Her rendition of the concert’s opening selection, “Tender Shepherd,” was a model of sensuous calypso and eloquent jazz beautifully combined in equal measure. The instrumental accompaniment — trumpet, keyboard, acoustic upright bass and percussion — was impressively supple and vibrant. Tempi changed on a dime from sultry to energetic and then back again. Songs like “If Ever We Meet Again,” “Habanera,” “Traveling Light” and “Bird” were interpreted and performed perfectly.

‘LA SONNAMBULA’

The Delaware Valley Opera Company opened its production of Vincenzo Bellini’s “La Sonnambula” (The Sleepwalker) Saturday night in the Salvation Army’s Kroc Center on Wissahickon Avenue in East Falls. With music direction by Michele Scanlon and stage direction by Sandra Hartman, the presentation is the finest effort by DVOC over the several decades during which I’ve reviewed its presentations.

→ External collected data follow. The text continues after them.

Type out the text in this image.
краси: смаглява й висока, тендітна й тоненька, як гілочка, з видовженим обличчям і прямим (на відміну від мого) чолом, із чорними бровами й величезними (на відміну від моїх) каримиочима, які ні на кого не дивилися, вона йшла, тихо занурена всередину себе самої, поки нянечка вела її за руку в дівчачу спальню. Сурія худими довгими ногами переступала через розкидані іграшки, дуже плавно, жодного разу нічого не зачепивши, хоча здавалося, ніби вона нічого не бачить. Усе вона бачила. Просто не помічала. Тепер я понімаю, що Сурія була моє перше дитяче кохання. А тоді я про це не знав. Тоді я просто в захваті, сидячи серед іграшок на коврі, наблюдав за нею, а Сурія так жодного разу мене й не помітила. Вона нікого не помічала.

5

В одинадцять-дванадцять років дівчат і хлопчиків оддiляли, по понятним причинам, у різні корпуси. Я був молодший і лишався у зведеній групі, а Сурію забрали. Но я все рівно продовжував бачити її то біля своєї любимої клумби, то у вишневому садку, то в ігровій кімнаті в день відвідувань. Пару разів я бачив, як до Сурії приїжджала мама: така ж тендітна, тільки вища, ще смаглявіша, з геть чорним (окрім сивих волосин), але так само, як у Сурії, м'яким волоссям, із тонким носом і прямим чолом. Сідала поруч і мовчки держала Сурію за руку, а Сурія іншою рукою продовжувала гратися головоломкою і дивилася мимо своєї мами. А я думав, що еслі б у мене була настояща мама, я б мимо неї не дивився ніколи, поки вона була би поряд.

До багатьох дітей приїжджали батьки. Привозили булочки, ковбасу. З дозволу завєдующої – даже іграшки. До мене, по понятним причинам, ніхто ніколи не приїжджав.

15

“La Sonnambula” is one of the most innocently charming operas in the standard “bel canto” (beautiful singing) repertoire. Rather than the typical mistaken identity ruse so common in romantic literature, “La Sonnambula” relies on the notion of sleepwalking for its brand of misinformation and false accusation. And in that seminal detail which differentiates comedy from tragedy in virtually every Italian opera, everything turns out just fine for everyone concerned by the end of the score.

Stage director Sandra Hartman wisely placed the opera’s action in its originally intended time and place. The audience isn’t asked to believe that this “Sonnambula” is taking place in the Roaring ‘20s — a favorite epoch for directors desperate to prove their originality even if it’s now been done many, many times. Hartman has proven her own intelligence by assuming the same for her audience.

Most of the action takes place in the open square of a small Italian village, and all the villagers are appropriately dressed in costumes that delineate their social status in the town. Hartman elicited convincing characterizations from her cast as opposed to exaggerated caricatures, achieving a legitimate comedy overlaying a touching love story.

Music director and piano accompanist Michele Scanlon, a University of Delaware alumna who has worked at Philadelphia’s Academy of Vocal Arts since 1985, offered expert conducting from the piano. Her playing was sensitively voiced to approximate the sound of the original orchestral score.

Her cast was the most consistently accomplished I’ve ever encountered at DVOC, headed by Roxborough’s married couple, Elizabeth and Timothy Oliver as the romantic leads Amina and Elvino. Elizabeth’s light, agile soprano effectively delivered Amina’s unaffected eloquence, and Timothy managed Elvino’s treacherously high tessitura with admirable ease.

Tracy Sturgis was excellent as the wily Lisa. Her coloratura singing was splendid. Baritone Robert Davidson sang securely and acted sympathetically as the hapless Alessio. Mezzo Emily Byrne was a pillar of support as Teresa, Amina’s adoptive mother, and bass-baritone Milo Morris nearly stole the show as Rodolfo, the returning count who saves Amina’s reputation and marriage to Elvino.

And congratulations to DVOC for its superb supertitles, which enabled the impressively large and appreciative audience to understand every word that was sung. “La Sonnambula” continues July 18 and 21 at 8 p.m. More information at www.dvopera.org.